Every monitor bound to an offline Lighthouse is treated as down for the duration of the outage:

  • The monitor's status badge flips to down.
  • An ongoing lighthouse_offline incident opens against the monitor (visible on the monitor's incident list).
  • The monitor's 24h / 7d / 30d uptime % drops by the offline duration — those windows are no longer running checks, so counting them as up would lie.
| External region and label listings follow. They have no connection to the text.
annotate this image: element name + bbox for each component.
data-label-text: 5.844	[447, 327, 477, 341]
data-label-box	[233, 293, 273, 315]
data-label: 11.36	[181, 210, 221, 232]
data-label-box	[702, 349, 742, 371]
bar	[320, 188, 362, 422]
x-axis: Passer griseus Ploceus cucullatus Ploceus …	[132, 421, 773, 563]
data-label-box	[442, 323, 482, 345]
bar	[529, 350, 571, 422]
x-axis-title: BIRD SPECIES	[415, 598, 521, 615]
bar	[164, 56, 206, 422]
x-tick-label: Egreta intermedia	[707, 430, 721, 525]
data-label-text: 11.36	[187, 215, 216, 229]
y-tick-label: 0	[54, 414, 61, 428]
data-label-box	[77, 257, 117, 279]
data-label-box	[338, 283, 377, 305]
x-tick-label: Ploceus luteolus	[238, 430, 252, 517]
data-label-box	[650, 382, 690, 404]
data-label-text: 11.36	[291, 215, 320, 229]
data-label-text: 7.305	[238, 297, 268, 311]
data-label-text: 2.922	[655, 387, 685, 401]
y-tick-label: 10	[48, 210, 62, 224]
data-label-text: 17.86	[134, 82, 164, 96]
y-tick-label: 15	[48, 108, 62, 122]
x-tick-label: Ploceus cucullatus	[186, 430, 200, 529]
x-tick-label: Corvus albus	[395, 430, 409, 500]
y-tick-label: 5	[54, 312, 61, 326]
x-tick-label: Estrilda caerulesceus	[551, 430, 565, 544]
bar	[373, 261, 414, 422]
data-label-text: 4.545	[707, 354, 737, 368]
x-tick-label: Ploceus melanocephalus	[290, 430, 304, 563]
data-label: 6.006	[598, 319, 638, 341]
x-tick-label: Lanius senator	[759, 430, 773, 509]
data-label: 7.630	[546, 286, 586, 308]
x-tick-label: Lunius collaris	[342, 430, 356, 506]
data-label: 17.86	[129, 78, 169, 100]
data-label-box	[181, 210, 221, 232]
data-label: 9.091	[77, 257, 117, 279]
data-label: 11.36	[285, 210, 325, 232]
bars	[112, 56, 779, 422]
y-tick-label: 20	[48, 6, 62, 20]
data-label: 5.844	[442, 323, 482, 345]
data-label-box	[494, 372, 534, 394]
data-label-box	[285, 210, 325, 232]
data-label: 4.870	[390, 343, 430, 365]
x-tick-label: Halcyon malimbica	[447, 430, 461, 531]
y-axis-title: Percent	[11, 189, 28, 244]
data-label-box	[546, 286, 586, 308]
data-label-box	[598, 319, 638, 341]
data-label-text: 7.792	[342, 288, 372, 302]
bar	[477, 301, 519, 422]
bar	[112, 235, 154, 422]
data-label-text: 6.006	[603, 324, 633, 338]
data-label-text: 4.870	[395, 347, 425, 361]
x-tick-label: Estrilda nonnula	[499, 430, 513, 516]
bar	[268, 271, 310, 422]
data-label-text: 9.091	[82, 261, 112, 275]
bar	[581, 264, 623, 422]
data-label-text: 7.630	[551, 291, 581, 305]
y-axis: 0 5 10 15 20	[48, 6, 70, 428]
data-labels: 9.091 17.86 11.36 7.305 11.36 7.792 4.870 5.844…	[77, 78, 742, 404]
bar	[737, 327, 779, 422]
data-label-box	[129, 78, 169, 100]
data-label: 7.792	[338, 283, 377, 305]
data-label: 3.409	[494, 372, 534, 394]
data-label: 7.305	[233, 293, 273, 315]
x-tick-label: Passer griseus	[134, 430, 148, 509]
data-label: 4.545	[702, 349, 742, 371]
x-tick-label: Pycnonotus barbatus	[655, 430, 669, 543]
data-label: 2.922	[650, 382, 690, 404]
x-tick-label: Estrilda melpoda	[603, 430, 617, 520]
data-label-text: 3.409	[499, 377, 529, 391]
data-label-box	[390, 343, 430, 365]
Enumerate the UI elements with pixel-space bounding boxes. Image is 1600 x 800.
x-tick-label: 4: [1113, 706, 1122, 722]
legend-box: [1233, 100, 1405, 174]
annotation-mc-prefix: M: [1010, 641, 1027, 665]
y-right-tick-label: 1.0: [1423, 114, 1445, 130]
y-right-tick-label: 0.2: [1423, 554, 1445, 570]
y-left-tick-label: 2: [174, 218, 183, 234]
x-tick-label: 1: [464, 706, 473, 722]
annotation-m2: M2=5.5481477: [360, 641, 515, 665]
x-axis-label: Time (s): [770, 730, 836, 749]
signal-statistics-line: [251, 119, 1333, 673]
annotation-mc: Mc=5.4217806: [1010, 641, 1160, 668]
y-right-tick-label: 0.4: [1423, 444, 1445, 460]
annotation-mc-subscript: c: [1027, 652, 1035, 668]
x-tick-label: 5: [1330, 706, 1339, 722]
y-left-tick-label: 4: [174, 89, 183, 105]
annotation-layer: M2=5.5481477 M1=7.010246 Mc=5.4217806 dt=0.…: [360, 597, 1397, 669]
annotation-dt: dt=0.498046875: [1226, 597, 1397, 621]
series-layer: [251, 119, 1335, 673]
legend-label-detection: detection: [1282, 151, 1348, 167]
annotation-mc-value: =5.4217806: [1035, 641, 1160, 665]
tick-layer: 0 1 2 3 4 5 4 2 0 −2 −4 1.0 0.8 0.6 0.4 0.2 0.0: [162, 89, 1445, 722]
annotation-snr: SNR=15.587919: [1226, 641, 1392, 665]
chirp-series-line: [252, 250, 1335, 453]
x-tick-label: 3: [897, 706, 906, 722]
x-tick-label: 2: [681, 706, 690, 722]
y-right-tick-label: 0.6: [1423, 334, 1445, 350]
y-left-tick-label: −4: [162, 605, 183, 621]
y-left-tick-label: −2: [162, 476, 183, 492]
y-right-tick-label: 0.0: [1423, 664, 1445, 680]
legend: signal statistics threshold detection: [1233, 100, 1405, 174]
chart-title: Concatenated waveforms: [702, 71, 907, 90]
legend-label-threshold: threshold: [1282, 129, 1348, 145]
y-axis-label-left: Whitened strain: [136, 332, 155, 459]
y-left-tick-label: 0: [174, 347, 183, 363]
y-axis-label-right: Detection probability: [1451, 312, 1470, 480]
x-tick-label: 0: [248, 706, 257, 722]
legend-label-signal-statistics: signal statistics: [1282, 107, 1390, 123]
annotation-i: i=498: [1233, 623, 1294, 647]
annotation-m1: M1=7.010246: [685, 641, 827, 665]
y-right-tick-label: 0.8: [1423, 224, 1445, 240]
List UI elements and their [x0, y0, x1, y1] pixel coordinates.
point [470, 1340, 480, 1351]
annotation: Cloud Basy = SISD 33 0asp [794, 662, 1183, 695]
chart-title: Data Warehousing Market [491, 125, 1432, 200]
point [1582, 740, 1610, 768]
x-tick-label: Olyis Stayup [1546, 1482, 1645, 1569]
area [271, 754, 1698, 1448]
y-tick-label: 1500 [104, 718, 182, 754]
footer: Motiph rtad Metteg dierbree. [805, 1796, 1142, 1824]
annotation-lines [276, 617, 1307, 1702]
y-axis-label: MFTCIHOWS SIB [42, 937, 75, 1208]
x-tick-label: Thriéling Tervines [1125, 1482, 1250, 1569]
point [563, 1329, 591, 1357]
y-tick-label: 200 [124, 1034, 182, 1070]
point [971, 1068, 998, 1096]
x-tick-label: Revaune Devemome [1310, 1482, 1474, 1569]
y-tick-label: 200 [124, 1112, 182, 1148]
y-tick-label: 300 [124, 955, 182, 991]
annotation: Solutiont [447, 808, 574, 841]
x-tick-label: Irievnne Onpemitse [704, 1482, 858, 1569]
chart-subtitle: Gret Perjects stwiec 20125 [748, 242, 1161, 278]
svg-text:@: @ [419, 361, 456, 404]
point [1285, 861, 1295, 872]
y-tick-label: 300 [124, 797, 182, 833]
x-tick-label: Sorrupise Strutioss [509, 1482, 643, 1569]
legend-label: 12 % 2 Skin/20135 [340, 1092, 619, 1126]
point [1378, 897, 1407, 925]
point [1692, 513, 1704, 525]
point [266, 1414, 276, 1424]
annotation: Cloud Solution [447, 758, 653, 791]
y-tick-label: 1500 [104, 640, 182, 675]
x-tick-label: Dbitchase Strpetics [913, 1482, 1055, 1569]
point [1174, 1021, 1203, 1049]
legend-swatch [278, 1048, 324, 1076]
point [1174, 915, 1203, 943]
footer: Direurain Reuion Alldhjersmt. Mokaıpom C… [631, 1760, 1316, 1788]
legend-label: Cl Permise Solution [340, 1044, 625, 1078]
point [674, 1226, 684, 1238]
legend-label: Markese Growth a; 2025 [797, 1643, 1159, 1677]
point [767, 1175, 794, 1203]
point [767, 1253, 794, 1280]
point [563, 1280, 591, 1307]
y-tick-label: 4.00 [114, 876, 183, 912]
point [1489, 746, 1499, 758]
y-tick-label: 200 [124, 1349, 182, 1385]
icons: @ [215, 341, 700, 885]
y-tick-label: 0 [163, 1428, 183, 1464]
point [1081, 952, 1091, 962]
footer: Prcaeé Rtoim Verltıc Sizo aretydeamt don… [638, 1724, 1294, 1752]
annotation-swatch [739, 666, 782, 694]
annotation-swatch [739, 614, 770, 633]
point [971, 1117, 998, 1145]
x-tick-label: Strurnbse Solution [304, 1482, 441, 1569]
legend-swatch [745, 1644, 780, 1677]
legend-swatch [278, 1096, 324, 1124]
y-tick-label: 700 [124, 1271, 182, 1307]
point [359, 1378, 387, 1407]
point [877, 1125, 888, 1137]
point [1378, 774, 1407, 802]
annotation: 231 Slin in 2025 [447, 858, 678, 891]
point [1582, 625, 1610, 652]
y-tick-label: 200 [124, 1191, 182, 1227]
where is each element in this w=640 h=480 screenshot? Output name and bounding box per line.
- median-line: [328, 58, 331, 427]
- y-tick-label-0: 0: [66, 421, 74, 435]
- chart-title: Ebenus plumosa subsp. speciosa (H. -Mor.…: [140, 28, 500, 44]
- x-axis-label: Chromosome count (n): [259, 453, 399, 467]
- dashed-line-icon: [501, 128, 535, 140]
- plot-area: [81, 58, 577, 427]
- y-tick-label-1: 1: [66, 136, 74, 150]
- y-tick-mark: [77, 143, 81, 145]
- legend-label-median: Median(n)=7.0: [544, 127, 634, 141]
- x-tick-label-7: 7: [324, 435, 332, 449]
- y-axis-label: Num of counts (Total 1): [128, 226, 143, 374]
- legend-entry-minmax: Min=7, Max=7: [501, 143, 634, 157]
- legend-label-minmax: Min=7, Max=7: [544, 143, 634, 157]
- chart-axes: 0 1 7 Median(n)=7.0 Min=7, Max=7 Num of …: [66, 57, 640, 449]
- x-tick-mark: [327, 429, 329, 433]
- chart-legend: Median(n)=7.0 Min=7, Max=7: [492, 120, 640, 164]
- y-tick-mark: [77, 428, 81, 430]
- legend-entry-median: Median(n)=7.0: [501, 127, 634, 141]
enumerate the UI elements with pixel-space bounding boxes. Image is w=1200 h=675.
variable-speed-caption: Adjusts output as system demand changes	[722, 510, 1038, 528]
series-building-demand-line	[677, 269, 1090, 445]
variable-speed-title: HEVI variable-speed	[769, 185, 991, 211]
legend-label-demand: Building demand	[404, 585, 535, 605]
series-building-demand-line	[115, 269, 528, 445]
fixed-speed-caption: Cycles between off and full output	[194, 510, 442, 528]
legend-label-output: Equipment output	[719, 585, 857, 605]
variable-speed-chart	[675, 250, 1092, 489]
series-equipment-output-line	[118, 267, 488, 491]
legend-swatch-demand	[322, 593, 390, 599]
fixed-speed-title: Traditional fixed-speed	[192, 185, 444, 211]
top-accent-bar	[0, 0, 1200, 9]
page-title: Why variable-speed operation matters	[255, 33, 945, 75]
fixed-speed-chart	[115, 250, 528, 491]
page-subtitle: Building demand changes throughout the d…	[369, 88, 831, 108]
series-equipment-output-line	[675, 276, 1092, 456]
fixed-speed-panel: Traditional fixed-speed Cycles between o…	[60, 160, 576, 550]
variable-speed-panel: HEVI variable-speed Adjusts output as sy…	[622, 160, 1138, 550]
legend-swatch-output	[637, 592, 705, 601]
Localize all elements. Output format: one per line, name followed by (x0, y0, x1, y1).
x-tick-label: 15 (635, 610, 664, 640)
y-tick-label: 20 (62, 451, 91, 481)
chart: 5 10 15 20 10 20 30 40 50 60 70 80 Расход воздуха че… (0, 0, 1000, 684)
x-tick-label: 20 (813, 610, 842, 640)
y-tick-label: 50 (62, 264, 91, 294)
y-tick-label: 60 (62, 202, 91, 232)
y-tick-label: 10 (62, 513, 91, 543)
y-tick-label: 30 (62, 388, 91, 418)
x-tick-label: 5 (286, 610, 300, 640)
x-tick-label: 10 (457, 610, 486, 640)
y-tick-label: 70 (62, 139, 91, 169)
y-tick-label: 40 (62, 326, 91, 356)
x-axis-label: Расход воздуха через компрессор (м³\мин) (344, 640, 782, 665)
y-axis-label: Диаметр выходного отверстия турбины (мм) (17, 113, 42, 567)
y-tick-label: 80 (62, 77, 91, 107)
Notification spam is suppressed by design: you get the single lighthouse.offline alert, not one alert per affected monitor. On recovery, the per-monitor incidents resolve alongside the lighthouse-level one and the agent re-syncs current state.

Agent is offline

Check, in order:

  1. Is the process running? systemd: systemctl status lighthouse. Docker: docker ps | grep lighthouse. Kubernetes: kubectl get pods -n status-harbor.
  2. Outbound HTTPS to lighthouse.statusharbor.io? From the host: curl -v https://lighthouse.statusharbor.io. Anything that proxies / inspects TLS will trip up the agent.
  3. Token still valid? If you deleted the Lighthouse in the dashboard, the agent's token is revoked and the agent will exit on its next heartbeat. Re-create and re-deploy.
  4. Logs. The agent logs JSON to stdout. systemd: journalctl -u lighthouse -f. Docker: docker logs -f lighthouse. Kubernetes: kubectl logs -f -n status-harbor -l app=lighthouse. Set LIGHTHOUSE_LOG_LEVEL=debug for verbose output (with check inputs/outputs redacted).

Checks aren't running

If the Lighthouse is online but a specific check isn't showing results:

  • The monitor must be bound to this Lighthouse, not another.
  • The agent fetches its check list on every heartbeat — give it up to the heartbeat interval before assuming a config change isn't applied.
  • Outbound network from the agent to the target must work. Test from inside the host or pod with curl / nc / dig.

Pause vs delete

  • Pause keeps the Lighthouse and its monitors in place but stops the agent from running checks. Use this for maintenance windows. Toggle it from the Lighthouse detail page in the dashboard, or via the Terraform paused attribute.
  • Delete is irreversible. It revokes the token, deletes bound monitors and incidents, and the agent process exits on its next call.

Upgrading

The dashboard shows an Update available badge when the agent version is older than the latest GitHub release. The Upgrade modal prints the right command per install path. The agent self-restarts under systemd / Docker / Helm — no manual reboot needed.